On the other hand there is a concept that is hard, replicable, predictive.
IQ is a different story. It is the most well-validated concept in the social sciences, bar none. It is an excellent predictor of academic performance, creativity, ability to abstract, processing speed, learning ability and general life success.

There are other traits that are important to general success, including conscientiousness, which is an excellent predictor of grades, managerial and administrative ability, and life outcomes, on the more conservative side.

It should also be noted that IQ is five or more times as powerful a predictor as even good personality trait predictors such as conscientiousness. The true relationship between grades, for example, and IQ might be as high as r = .50 or even .60 (accounting for 25-36% of the variance in grades). Conscientiousness, however, probably tops out at around r = .30, and is more typically reported as r = .25 (say, 5 to 9% of the variance in grades). There is nothing that will provide you with a bigger advantage in life than a high IQ. Nothing. To repeat it: NOTHING.

In fact, if you could choose to be born at the 95th percentile for wealth, or the 95th percentile for IQ, you would be more successful at age 40 as a consequence of the latter choice.
Anything else on your mind, Dr. Peterson?
By the way, there is also no such thing as "grit," despite what Angela Duckworth says. Grit is conscientiousness, plain and simple (although probably more the industrious side than the orderly side). All Duckworth and her compatriots did was fail to notice that they had re-invented a very well documented phenomena, that already had a name (and, when they did notice it, failed to produce the appropriate mea culpas. Not one of psychology's brighter moments). A physicists who "re-discovered" iron and named it melignite or something equivalent would be immediately revealed as ignorant or manipulative (or, more likely, as ignorant and manipulative), and then taunted out of the field.
Heh. I suspect that Dr. Peterson scores pretty high on the "doesn't suffer fools gladly" scale.

And rightly so. Here's the enticing emotional concept of EQ that makes such a compelling narrative and that is empirically bankrupt.


Looks persuasive doesn't it? But empirically, it isn't true. As long as weak minds are seduced by easy stories, we don't make much progress.
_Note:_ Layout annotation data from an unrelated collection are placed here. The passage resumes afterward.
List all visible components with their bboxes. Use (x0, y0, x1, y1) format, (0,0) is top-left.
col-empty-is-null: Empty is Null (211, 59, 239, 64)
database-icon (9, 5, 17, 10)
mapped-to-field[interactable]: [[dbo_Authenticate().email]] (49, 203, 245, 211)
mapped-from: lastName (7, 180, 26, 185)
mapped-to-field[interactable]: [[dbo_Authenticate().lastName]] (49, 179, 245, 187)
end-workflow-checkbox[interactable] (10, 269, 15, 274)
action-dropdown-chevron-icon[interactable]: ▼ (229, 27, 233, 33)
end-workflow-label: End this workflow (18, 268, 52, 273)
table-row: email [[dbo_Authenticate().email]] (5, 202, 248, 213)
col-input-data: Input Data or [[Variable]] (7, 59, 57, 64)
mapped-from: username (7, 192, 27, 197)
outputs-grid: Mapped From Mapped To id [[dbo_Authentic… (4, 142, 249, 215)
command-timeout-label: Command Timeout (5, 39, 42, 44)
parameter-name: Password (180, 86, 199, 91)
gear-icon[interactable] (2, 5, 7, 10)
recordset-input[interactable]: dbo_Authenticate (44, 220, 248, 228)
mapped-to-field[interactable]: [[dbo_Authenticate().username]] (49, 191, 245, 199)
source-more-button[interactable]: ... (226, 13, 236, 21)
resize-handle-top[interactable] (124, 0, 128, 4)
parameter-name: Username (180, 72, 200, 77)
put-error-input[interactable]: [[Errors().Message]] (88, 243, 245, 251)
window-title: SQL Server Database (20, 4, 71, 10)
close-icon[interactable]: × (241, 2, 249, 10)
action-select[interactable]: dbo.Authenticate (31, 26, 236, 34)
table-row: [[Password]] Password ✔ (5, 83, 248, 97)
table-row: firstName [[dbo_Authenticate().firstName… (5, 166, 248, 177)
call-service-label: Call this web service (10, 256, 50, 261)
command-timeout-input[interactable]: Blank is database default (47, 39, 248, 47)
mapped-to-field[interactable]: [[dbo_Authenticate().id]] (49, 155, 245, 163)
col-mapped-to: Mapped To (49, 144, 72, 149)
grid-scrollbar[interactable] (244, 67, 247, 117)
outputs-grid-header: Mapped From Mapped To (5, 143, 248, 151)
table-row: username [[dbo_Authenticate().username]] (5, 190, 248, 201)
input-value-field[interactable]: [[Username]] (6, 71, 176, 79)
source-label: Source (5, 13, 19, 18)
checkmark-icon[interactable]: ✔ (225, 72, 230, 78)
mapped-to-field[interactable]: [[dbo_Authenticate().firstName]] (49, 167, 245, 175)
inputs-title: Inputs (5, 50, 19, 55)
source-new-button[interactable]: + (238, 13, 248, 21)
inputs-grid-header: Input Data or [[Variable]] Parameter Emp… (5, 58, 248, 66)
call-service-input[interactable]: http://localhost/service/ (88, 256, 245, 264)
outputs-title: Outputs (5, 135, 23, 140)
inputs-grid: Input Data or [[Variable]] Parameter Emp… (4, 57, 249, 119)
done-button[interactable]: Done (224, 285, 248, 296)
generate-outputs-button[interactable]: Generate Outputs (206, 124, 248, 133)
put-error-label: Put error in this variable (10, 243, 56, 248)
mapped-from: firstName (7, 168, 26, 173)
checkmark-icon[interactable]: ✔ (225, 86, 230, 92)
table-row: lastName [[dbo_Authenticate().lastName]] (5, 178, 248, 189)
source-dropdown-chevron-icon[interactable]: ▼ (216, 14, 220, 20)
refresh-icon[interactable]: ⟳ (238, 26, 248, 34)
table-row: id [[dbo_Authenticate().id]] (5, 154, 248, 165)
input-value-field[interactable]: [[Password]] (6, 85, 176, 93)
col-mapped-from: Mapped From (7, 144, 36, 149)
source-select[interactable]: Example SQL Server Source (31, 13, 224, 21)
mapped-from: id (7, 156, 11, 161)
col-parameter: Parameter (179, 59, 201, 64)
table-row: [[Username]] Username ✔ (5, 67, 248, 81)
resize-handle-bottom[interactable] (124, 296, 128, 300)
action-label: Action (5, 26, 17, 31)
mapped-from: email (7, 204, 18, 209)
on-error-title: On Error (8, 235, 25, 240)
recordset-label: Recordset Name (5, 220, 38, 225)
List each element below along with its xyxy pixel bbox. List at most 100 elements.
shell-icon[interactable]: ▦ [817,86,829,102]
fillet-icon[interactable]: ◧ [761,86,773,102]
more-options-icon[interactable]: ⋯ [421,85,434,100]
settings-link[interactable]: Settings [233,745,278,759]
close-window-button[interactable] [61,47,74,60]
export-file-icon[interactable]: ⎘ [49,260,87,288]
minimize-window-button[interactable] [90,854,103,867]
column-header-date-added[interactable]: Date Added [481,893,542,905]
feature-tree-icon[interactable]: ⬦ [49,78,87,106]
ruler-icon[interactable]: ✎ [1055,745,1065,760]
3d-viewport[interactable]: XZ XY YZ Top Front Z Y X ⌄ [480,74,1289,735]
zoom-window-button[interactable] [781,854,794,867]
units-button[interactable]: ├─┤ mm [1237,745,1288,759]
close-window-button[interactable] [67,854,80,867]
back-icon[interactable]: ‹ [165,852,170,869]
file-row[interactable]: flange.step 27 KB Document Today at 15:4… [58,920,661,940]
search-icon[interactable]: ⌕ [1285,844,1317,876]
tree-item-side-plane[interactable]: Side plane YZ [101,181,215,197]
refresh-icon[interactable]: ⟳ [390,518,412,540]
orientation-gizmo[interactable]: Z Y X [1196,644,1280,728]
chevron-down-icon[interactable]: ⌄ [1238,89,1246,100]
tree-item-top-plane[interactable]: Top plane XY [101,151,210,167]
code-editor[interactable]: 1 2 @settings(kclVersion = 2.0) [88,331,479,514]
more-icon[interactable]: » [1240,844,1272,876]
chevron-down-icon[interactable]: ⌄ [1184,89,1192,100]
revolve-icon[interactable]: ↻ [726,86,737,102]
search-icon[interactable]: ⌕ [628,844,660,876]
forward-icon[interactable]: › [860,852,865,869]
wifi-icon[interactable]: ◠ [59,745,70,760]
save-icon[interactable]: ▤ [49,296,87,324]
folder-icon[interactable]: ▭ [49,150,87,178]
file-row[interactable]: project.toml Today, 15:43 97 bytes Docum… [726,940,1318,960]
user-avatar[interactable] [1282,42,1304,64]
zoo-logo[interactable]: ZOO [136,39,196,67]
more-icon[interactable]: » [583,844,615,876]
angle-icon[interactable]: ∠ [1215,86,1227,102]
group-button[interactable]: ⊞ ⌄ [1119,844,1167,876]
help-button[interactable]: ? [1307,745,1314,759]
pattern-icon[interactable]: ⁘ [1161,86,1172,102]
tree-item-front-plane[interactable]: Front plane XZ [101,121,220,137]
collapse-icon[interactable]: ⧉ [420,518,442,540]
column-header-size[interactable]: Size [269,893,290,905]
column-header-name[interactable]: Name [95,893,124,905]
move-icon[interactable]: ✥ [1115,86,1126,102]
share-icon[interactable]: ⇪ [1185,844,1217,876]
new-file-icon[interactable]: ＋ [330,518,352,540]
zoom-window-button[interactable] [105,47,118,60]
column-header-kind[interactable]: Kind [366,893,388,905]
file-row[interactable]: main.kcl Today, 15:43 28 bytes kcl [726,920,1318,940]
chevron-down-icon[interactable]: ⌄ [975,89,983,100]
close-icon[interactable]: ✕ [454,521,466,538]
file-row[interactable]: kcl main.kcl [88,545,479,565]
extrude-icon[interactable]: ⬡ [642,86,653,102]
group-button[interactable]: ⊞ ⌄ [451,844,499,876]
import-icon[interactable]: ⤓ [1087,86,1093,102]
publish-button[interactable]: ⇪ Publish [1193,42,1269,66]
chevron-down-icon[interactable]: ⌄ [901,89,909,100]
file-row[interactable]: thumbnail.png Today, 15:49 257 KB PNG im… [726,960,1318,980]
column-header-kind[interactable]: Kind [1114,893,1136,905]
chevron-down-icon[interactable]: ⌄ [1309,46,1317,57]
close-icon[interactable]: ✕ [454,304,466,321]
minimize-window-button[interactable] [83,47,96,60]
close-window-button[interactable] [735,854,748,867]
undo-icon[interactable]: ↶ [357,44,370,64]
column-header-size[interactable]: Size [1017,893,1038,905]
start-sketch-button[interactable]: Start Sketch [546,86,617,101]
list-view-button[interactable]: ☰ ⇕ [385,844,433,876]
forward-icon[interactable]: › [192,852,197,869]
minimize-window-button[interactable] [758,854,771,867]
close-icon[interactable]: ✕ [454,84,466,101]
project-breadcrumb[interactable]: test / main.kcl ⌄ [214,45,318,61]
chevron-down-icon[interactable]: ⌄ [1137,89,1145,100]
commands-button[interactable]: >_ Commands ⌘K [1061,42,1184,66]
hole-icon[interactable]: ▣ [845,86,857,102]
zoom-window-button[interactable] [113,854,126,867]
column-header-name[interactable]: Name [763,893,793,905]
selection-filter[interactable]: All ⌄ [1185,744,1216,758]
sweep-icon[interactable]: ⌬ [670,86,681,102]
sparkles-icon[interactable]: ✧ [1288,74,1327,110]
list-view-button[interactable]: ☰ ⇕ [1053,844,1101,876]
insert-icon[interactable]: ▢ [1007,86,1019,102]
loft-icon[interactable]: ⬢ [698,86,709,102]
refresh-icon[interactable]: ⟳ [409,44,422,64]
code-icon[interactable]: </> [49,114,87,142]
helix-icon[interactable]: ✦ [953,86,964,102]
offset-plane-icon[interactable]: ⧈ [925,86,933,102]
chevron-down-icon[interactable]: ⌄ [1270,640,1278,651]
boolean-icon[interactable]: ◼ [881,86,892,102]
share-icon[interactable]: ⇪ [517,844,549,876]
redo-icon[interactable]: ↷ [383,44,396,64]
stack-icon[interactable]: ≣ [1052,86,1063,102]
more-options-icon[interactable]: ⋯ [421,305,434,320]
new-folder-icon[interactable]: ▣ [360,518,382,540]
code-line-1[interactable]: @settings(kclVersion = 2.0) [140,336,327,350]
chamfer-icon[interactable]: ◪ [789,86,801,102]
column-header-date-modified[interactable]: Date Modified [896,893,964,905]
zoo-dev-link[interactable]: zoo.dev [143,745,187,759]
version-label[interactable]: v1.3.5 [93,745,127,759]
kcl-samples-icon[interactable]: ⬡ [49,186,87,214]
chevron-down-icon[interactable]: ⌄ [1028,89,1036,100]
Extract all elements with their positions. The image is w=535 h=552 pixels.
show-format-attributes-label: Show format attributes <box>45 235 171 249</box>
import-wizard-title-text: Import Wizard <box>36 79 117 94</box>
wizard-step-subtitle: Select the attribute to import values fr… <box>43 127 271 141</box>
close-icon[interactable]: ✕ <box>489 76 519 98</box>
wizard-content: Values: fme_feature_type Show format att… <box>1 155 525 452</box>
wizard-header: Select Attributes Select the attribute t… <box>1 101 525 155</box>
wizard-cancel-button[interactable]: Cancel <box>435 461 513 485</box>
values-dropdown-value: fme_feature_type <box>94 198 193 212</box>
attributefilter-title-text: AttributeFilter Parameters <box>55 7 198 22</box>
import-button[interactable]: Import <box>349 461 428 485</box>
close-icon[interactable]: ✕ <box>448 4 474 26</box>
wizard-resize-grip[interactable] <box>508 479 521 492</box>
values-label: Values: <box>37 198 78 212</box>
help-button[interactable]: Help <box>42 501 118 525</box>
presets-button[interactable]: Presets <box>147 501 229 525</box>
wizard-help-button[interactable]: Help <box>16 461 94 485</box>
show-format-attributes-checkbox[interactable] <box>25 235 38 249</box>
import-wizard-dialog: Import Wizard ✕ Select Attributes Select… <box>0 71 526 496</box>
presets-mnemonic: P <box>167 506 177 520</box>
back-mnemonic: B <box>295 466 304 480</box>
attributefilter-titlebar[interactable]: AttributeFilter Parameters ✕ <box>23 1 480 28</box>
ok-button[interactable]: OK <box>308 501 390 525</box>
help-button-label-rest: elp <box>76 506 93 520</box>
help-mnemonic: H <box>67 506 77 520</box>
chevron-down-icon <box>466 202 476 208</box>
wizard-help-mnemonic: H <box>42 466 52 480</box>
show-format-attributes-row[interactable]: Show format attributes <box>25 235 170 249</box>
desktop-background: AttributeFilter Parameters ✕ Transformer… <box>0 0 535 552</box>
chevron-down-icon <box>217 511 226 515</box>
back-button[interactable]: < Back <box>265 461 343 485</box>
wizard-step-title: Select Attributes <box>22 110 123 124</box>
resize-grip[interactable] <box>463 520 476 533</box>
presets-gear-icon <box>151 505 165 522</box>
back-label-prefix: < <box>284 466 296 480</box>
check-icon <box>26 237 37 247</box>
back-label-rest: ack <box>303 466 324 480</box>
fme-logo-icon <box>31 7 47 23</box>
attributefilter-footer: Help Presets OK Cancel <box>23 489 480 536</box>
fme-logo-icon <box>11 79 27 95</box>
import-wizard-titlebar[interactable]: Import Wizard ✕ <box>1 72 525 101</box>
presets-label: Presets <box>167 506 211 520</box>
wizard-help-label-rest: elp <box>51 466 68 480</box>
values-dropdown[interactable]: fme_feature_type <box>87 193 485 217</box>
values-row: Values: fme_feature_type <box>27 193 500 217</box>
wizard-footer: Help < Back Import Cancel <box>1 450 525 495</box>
I am not saying that emotions are unimportant. Just that they are hard to measure, difficult to interpret and their causal linkage to outcomes highly context dependent. Take "Empathy", a touted trait in many quarters. Yes, its admirable. But is it useful? Depends on the circumstances. What is useful is having empathy and deploying it appropriately, not some fixed idea of empathy. Say you are a doctor. Empathy might open you to a degree that you can have the capacity to hear something significant in the ramblings of a patient. Great. But much of what a patient says can be blather. Or worse yet, too much empathy might incapacitate you from making the hard diagnostic recommendations that are necessary. Empathy in and of itself is neither good or bad. It is how effectively you use it for the given context.